Space shuttle Endeavour, atop the crawler transporter, makes its way to launch pad 39A at the Kennedy Space Center in Cape Canaveral, Fla., on Jan. 6. ((John Raoux/Associated Press))

NASA is maintaining its schedule for the next shuttle mission next month, despite leaks found in newly installed coolant hoses.

The space shuttle Endeavour is slated to launch Feb. 7, carrying the Tranquility module to the International Space Station.

Tranquility, also called Node 3, will provide life-support systems and living quarters to the station, topped with a seven-window hexagonal dome, called Cupola, that will be used to observe dockings and Canadarm2 operations.

During a prelaunch test conducted last week, high-pressure hoses that will carry ammonia coolant to Tranquility ruptured after the metal braiding on the hoses separated.
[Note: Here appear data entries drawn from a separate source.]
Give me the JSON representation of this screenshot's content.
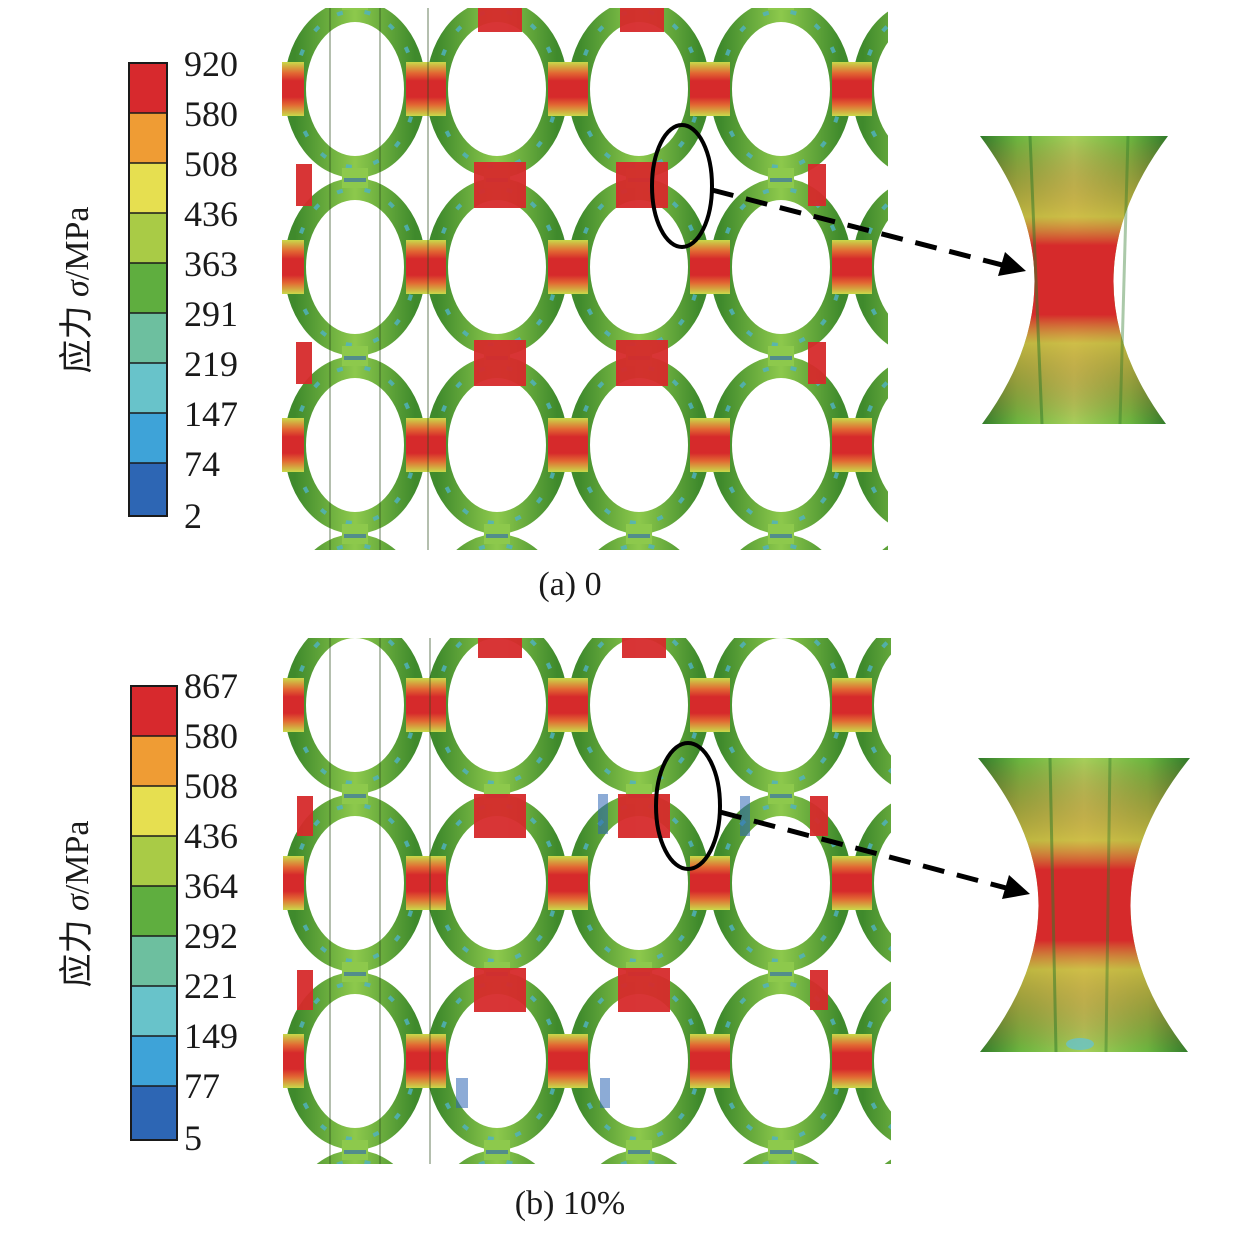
{
  "panels": [
    {
      "id": "a",
      "caption": "(a) 0",
      "legend": {
        "title_prefix": "应力 ",
        "title_symbol": "σ",
        "title_suffix": "/MPa",
        "ticks": [
          "920",
          "580",
          "508",
          "436",
          "363",
          "291",
          "219",
          "147",
          "74",
          "2"
        ],
        "colors": [
          "#d7292d",
          "#ef9c34",
          "#e6df50",
          "#a9cb46",
          "#5fae3f",
          "#6dbf9f",
          "#68c3ca",
          "#3ea3d8",
          "#2d66b4"
        ]
      }
    },
    {
      "id": "b",
      "caption": "(b) 10%",
      "legend": {
        "title_prefix": "应力 ",
        "title_symbol": "σ",
        "title_suffix": "/MPa",
        "ticks": [
          "867",
          "580",
          "508",
          "436",
          "364",
          "292",
          "221",
          "149",
          "77",
          "5"
        ],
        "colors": [
          "#d7292d",
          "#ef9c34",
          "#e6df50",
          "#a9cb46",
          "#5fae3f",
          "#6dbf9f",
          "#68c3ca",
          "#3ea3d8",
          "#2d66b4"
        ]
      }
    }
  ]
}
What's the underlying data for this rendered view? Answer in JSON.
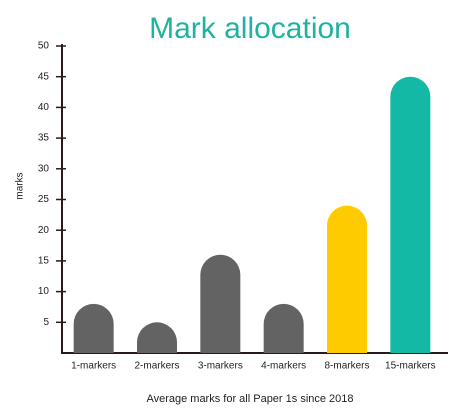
{
  "chart_data": {
    "type": "bar",
    "title": "Mark allocation",
    "y_label": "marks",
    "x_label": "Average marks for all Paper 1s since 2018",
    "categories": [
      "1-markers",
      "2-markers",
      "3-markers",
      "4-markers",
      "8-markers",
      "15-markers"
    ],
    "values": [
      8,
      5,
      16,
      8,
      24,
      45
    ],
    "colors": [
      "#636363",
      "#636363",
      "#636363",
      "#636363",
      "#fecb00",
      "#14b9a5"
    ],
    "ylim": [
      0,
      50
    ],
    "yticks": [
      5,
      10,
      15,
      20,
      25,
      30,
      35,
      40,
      45,
      50
    ],
    "grid": false
  }
}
NASA manager Pete Hasbrook said a California contractor is reinforcing the four-metre hoses, which are longer than normal because of a change in location for Tranquility on the ISS.

Hasbrook said NASA recently decided to change the docking location of Tranquility at the last minute to give the station more flexibility in docking locations. The windowed dome was originally intended to point toward Earth. It will now be installed on the Unity module's port side.

Decision pending

NASA said an analysis of the hose rupture will take several days and its results will determine if there will be any impact on the mission.

Hasbrook said that if a solution to the hose problem isn't found, Tranquility may still go up in February, but hose improvements will have to wait until the next shuttle mission in March.

That would mean that equipment that needs to be cooled, such as life-support systems and the C.O.L.B.E.R.T. treadmill, won't be installed in Tranquility until March.

The shuttles' contribution to the construction of the space station is scheduled to conclude in September with Discovery's launch carrying the Leonardo multipurpose module. Further station modules, such as the European robotic arm and the Nauka laboratory, will be carried by Russian rockets.

Only five more shuttle launches are scheduled. After that, the fleet is slated to be retired.